Another step he refused to take, which refusal the Allies attributed to his pro-German leanings, was to attack the Dardanelles. In the wars of 1912-13 the King showed he was an able general. With his staff he had carefully considered an attack upon the Dardanelles. He submitted this plan to the Allies, and was willing to aid them if they brought to the assault 400,000 men. They claim he failed them. He did fail them, but not until after they had failed him by bringing thousands of men instead of the tens of thousands he knew were needed.

The Dardanelles expedition was not required to prove the courage of the French and British. Beyond furnishing fresh evidence of that, it has been a failure. And in refusing to sacrifice the lives of his subjects the military judgment of Constantine has been vindicated. He was willing to attack Turkey through Kavalla and Thrace, because by that route he presented an armed front to Bulgaria. But, as he pointed out, if he sent his army to the Dardanelles, he left Kavalla at the mercy of his enemy. In his mistrust of Bulgaria he has certainly been justified.

Greece is not at war, but in outward appearance she is as firmly on a war footing as is France or Italy. A man out of uniform is conspicuous, and all day regiments pass through the streets carrying the campaign kit and followed by the medical corps, the mountain batteries, and the transport wagons. In the streets the crowds are cheering Denys Cochin, the special ambassador from France. He makes speeches to them from the balcony of our hotel, and the mob wave flags and shout “Zito! Zito!”

In a play Colonel Savage produced, I once wrote the same scene and placed it in the same hotel in Athens. In Athens the local color was superior to ours, but George Marion stage-managed the mob better than did the Athens police.
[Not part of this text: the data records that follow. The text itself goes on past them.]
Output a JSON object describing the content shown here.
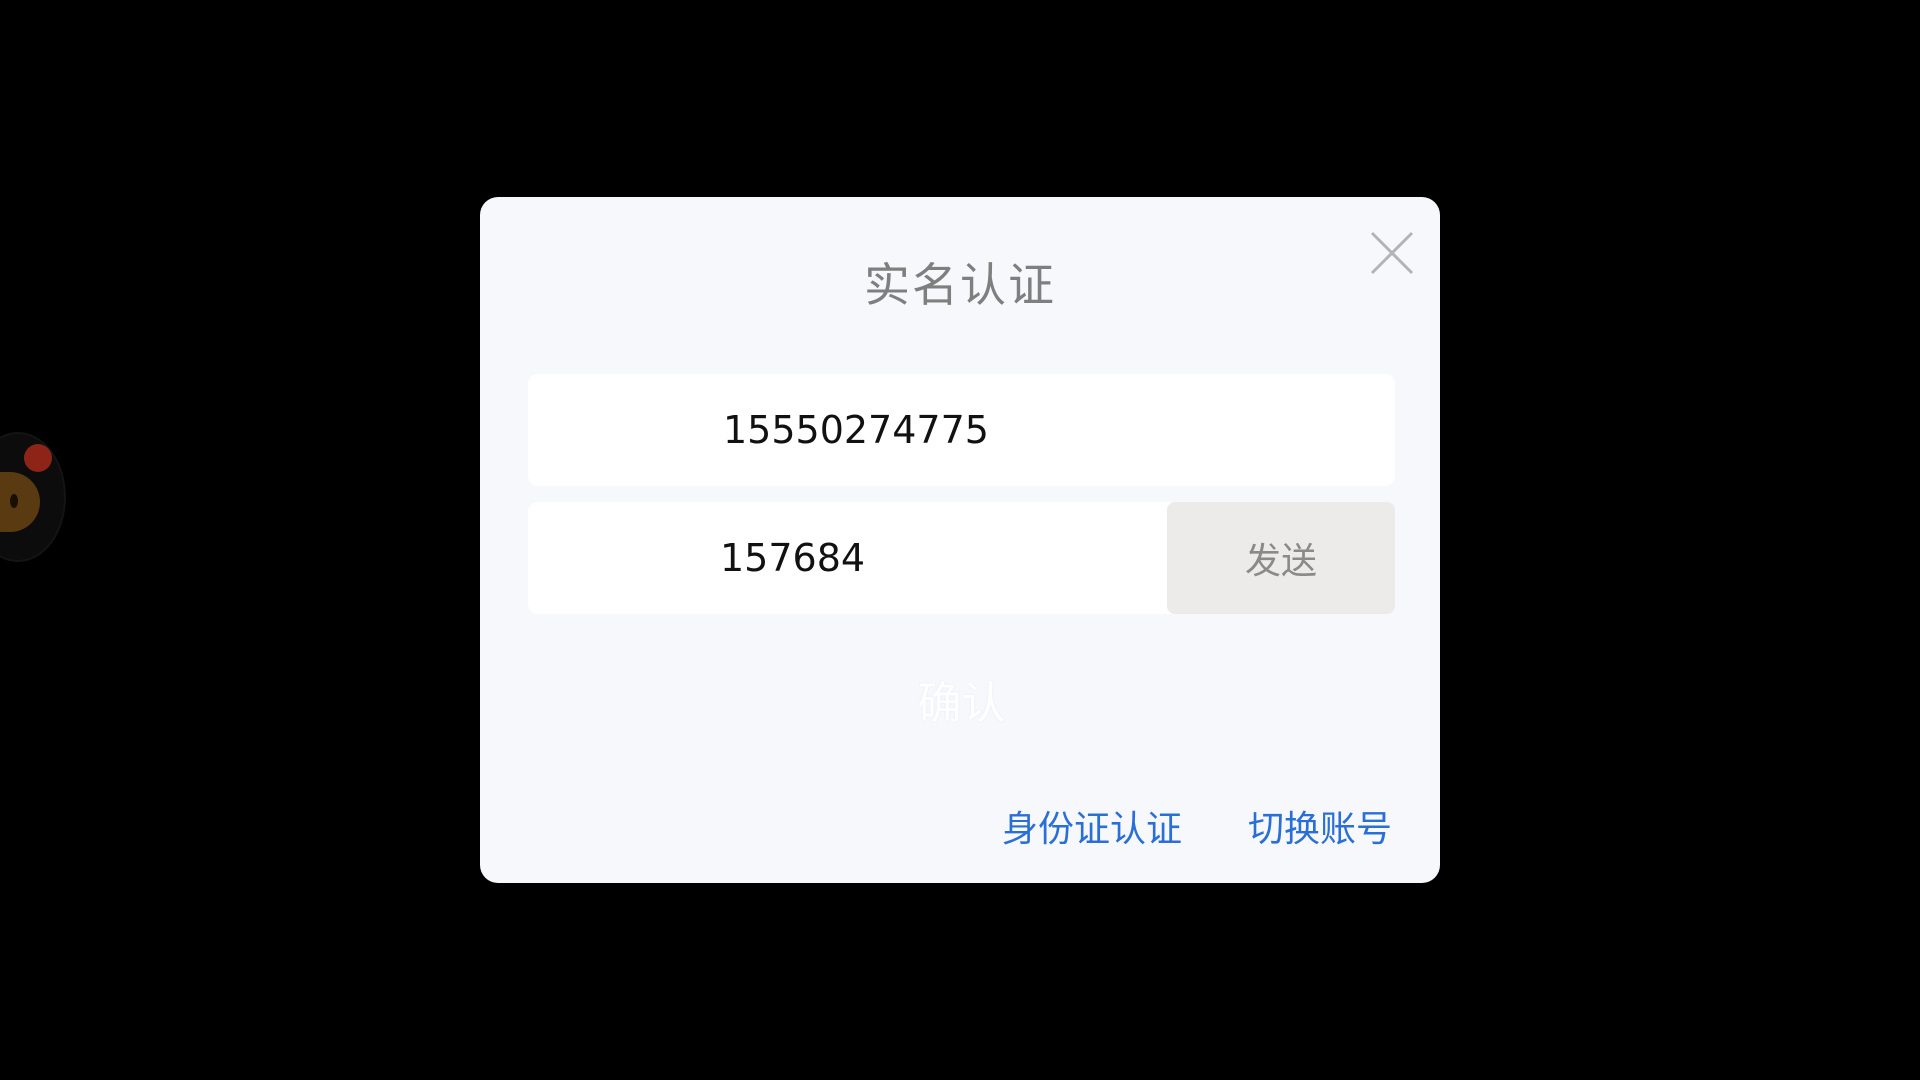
{
  "dialog": {
    "title": "实名认证",
    "phone_value": "15550274775",
    "code_value": "157684",
    "send_label": "发送",
    "confirm_label": "确认",
    "id_auth_label": "身份证认证",
    "switch_account_label": "切换账号"
  },
  "colors": {
    "backdrop": "#000000",
    "dialog_bg": "#f7f8fc",
    "link": "#2a6fd6",
    "send_bg": "#ecebe9"
  },
  "icons": {
    "close": "close-icon",
    "floating_assistant": "floating-assistant-icon"
  }
}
Athens is in a perplexed state of mind. She does not know if she wants to go to war or wants peace. She does not know if she should go to war, on which side she wants to fight. People tell you frankly that their heart-beats are with France, but that they are afraid of Germany.

“If Germany wins,” they asked, “what will become of us? The Germans already are in Monastir, twenty miles from our border. They have driven the Serbians, the French, and the British out of Serbia, and they will make our King a German vassal.”